Depremzedelerin Adalet Nöbeti Ulus Meydanı’nda sürüyor

Depremzedelerin Adalet Nöbeti Ulus Meydanı’nda sürüyor
Kahramanmaraş merkezli 6 Şubat depremlerinde Antakya Fuat Koku Sitesi'nde annesini, kız kardeşini, ağabeyini ve dokuz aylık yeğenini kaybeden Döne Kaya, başlattığı adalet nöbetini Ulus Meydanı’nda sürdürdü.

Kahramanmaraş merkezli 6 Şubat depremlerinde Antakya Fuat Koku Sitesi'nde annesini, kız kardeşini, ağabeyini ve dokuz aylık yeğenini kaybeden Döne Kaya, başlattığı adalet nöbetini Ulus Meydanı’nda sürdürdü. Kaya, "6 Şubat depremlerinde yargılanması gereken kişi, yeniden bakanlık görevine getiriliyor. Bizimle dalga geçiliyor. Ya bütün sorumlu kamu görevlilerini yargıla ya da bizler erken seçime gidelim.

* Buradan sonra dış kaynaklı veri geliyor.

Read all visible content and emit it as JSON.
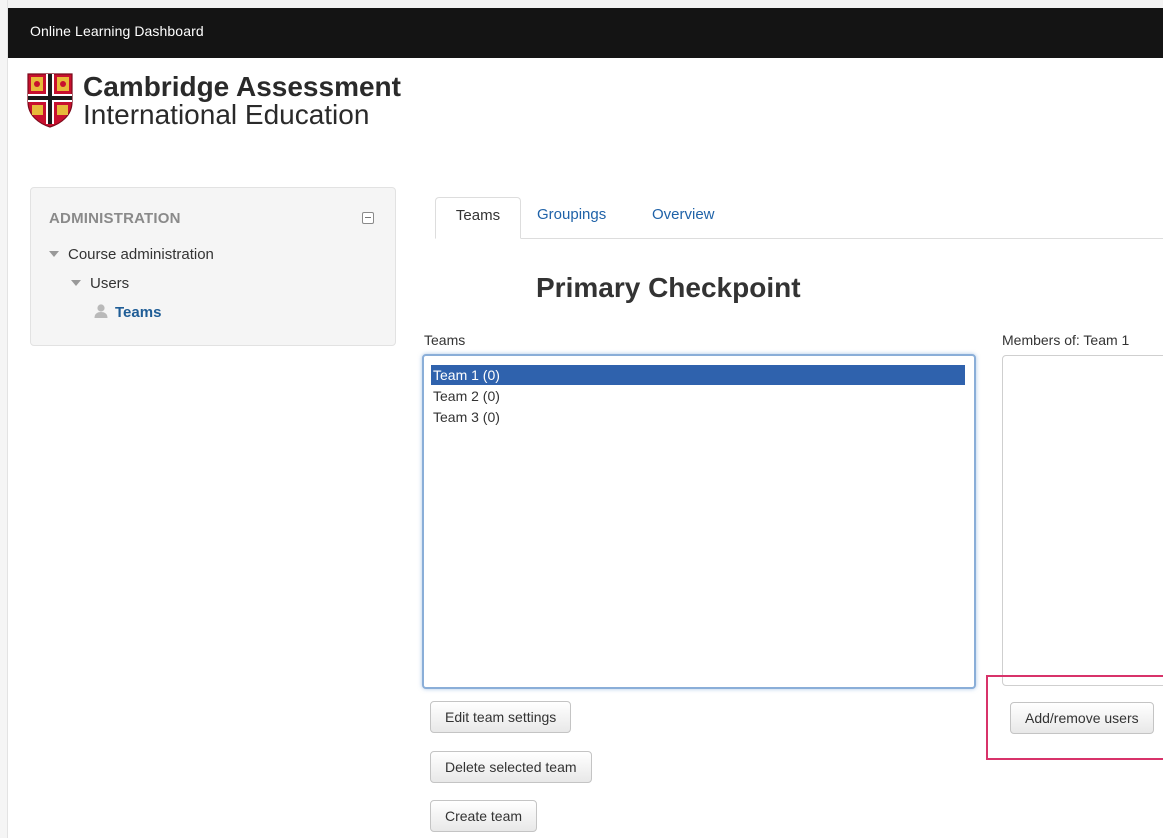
{
  "navbar": {
    "title": "Online Learning Dashboard"
  },
  "logo": {
    "line1": "Cambridge Assessment",
    "line2": "International Education"
  },
  "sidebar": {
    "title": "ADMINISTRATION",
    "items": [
      {
        "label": "Course administration"
      },
      {
        "label": "Users"
      },
      {
        "label": "Teams"
      }
    ]
  },
  "tabs": [
    {
      "label": "Teams",
      "active": true
    },
    {
      "label": "Groupings",
      "active": false
    },
    {
      "label": "Overview",
      "active": false
    }
  ],
  "main": {
    "heading": "Primary Checkpoint",
    "teams_label": "Teams",
    "members_label": "Members of: Team 1",
    "teams": [
      {
        "label": "Team 1 (0)",
        "selected": true
      },
      {
        "label": "Team 2 (0)",
        "selected": false
      },
      {
        "label": "Team 3 (0)",
        "selected": false
      }
    ],
    "buttons": {
      "edit": "Edit team settings",
      "delete": "Delete selected team",
      "create": "Create team",
      "add_remove": "Add/remove users"
    }
  },
  "colors": {
    "navbar_bg": "#141414",
    "link": "#1f62a8",
    "selected_option": "#2f62ad",
    "highlight": "#d8336a"
  }
}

Bu ülkede en az 53 bin insan öldü" dedi.

Depremde yakınlarını kaybeden Döne Kaya, 10 hafta önce başlattığı adalet nöbetine bu kez Ulus Meydanı’nda devam etti. Kaya'nın açıklamasına TBMM Başkanvekili Sırrı Süreyya Önder, Türkiye Komünist Partisi ve Döne Kaya'nın ağabeyi destek verdi.

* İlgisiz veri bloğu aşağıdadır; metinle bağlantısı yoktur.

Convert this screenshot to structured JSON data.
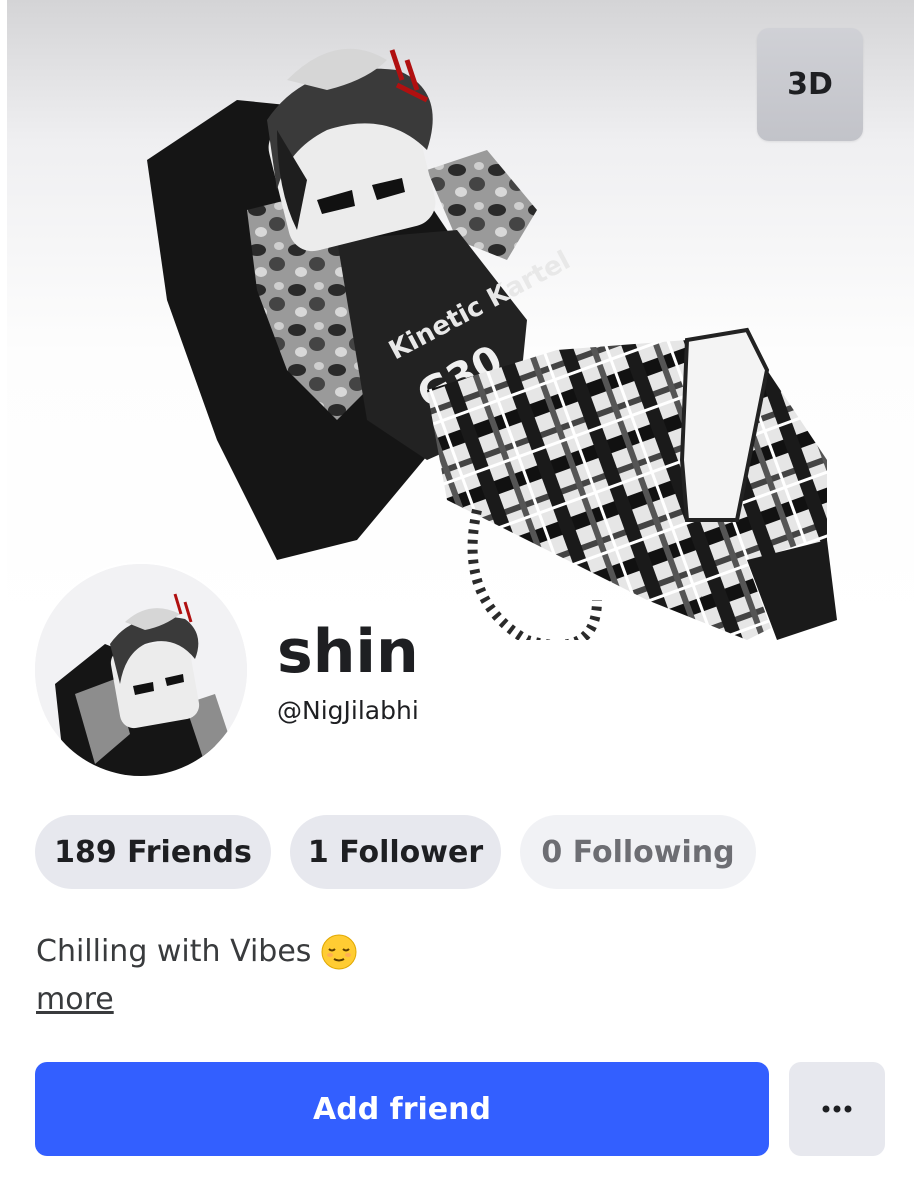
{
  "profile": {
    "display_name": "shin",
    "username": "@NigJilabhi",
    "bio": "Chilling with Vibes",
    "bio_emoji": "relieved-face-icon",
    "more_link": "more"
  },
  "view_toggle": {
    "label": "3D"
  },
  "stats": {
    "friends": "189 Friends",
    "followers": "1 Follower",
    "following": "0 Following"
  },
  "actions": {
    "add_friend": "Add friend",
    "more_options_icon": "ellipsis-icon"
  },
  "avatar_shirt_text": {
    "brand": "Kinetic Kartel",
    "number": "G30"
  },
  "colors": {
    "primary_button": "#335fff",
    "pill_background": "#e7e8ee",
    "text_primary": "#1e1f22",
    "text_muted": "#6d6e73"
  }
}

Döne Kaya, yaptığı açıklamada, ''Annemi kız kardeşim, abim ve 9 aylık yeğenim için adalet diye haykırmaya geldim. Çünkü 17 ay önce ihmaller yüzünden ailemi kaybettim. Geçen 516 gün boyunca yaşadıklarımı ve hissettiklerimi anlatacak tek bir kelime bile yok'' dedi.

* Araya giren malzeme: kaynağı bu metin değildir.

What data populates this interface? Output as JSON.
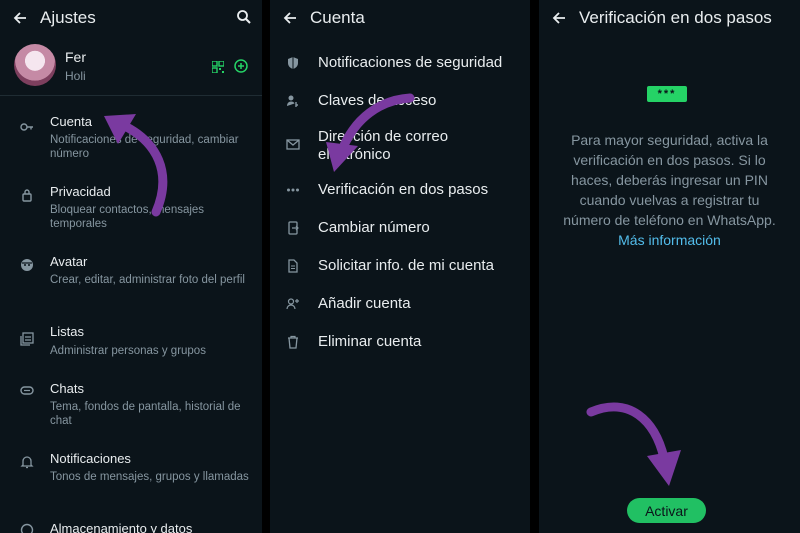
{
  "colors": {
    "background": "#0b141a",
    "text_primary": "#e9edef",
    "text_secondary": "#8696a0",
    "accent": "#25d366",
    "link": "#53bdeb",
    "annotation_arrow": "#7a3aa0"
  },
  "settings": {
    "title": "Ajustes",
    "profile": {
      "name": "Fer",
      "status": "Holi"
    },
    "items": [
      {
        "icon": "key-icon",
        "title": "Cuenta",
        "subtitle": "Notificaciones de seguridad, cambiar número"
      },
      {
        "icon": "lock-icon",
        "title": "Privacidad",
        "subtitle": "Bloquear contactos, mensajes temporales"
      },
      {
        "icon": "avatar-face-icon",
        "title": "Avatar",
        "subtitle": "Crear, editar, administrar foto del perfil"
      },
      {
        "icon": "lists-icon",
        "title": "Listas",
        "subtitle": "Administrar personas y grupos"
      },
      {
        "icon": "chat-icon",
        "title": "Chats",
        "subtitle": "Tema, fondos de pantalla, historial de chat"
      },
      {
        "icon": "bell-icon",
        "title": "Notificaciones",
        "subtitle": "Tonos de mensajes, grupos y llamadas"
      },
      {
        "icon": "storage-icon",
        "title": "Almacenamiento y datos",
        "subtitle": ""
      }
    ]
  },
  "account": {
    "title": "Cuenta",
    "items": [
      {
        "icon": "shield-icon",
        "label": "Notificaciones de seguridad"
      },
      {
        "icon": "passkey-icon",
        "label": "Claves de acceso"
      },
      {
        "icon": "mail-icon",
        "label": "Dirección de correo electrónico"
      },
      {
        "icon": "dots-icon",
        "label": "Verificación en dos pasos"
      },
      {
        "icon": "change-number-icon",
        "label": "Cambiar número"
      },
      {
        "icon": "document-icon",
        "label": "Solicitar info. de mi cuenta"
      },
      {
        "icon": "add-person-icon",
        "label": "Añadir cuenta"
      },
      {
        "icon": "trash-icon",
        "label": "Eliminar cuenta"
      }
    ]
  },
  "two_step": {
    "title": "Verificación en dos pasos",
    "pin_graphic": "***",
    "description": "Para mayor seguridad, activa la verificación en dos pasos. Si lo haces, deberás ingresar un PIN cuando vuelvas a registrar tu número de teléfono en WhatsApp.",
    "link": "Más información",
    "button": "Activar"
  }
}
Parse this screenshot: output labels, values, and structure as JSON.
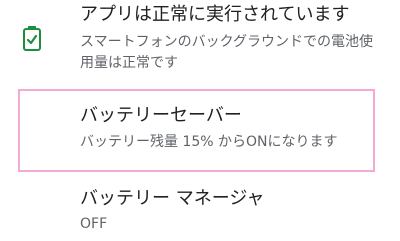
{
  "status": {
    "icon": "battery-check-icon",
    "title": "アプリは正常に実行されています",
    "summary": "スマートフォンのバックグラウンドでの電池使用量は正常です",
    "accent_color": "#1e8e3e"
  },
  "battery_saver": {
    "title": "バッテリーセーバー",
    "summary": "バッテリー残量 15% からONになります",
    "highlight_color": "#f4aad2"
  },
  "battery_manager": {
    "title": "バッテリー マネージャ",
    "summary": "OFF"
  }
}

''Savcılık 17 aydır davayı açmadı''

''Adaletin sağlanmadığı her geçen gün de yaşadıklarım katlanarak artıyor'' ifadelerini kullanan Kaya, depremde yıkılan binada ihmali olanlara ilişkin hala bir dava açılmadığını söyledi. Kaya, ''İsminin önünde ‘cumhuriyet’ olan savcılık tam 17 aydır davayı açmadı. Savcılık, 6 şubatta vefat eden Türkiye Cumhuriyeti vatandaşlarını kimlerin öldürdüğünü ortaya çıkarmaktan geri duruyor''diye konuştu.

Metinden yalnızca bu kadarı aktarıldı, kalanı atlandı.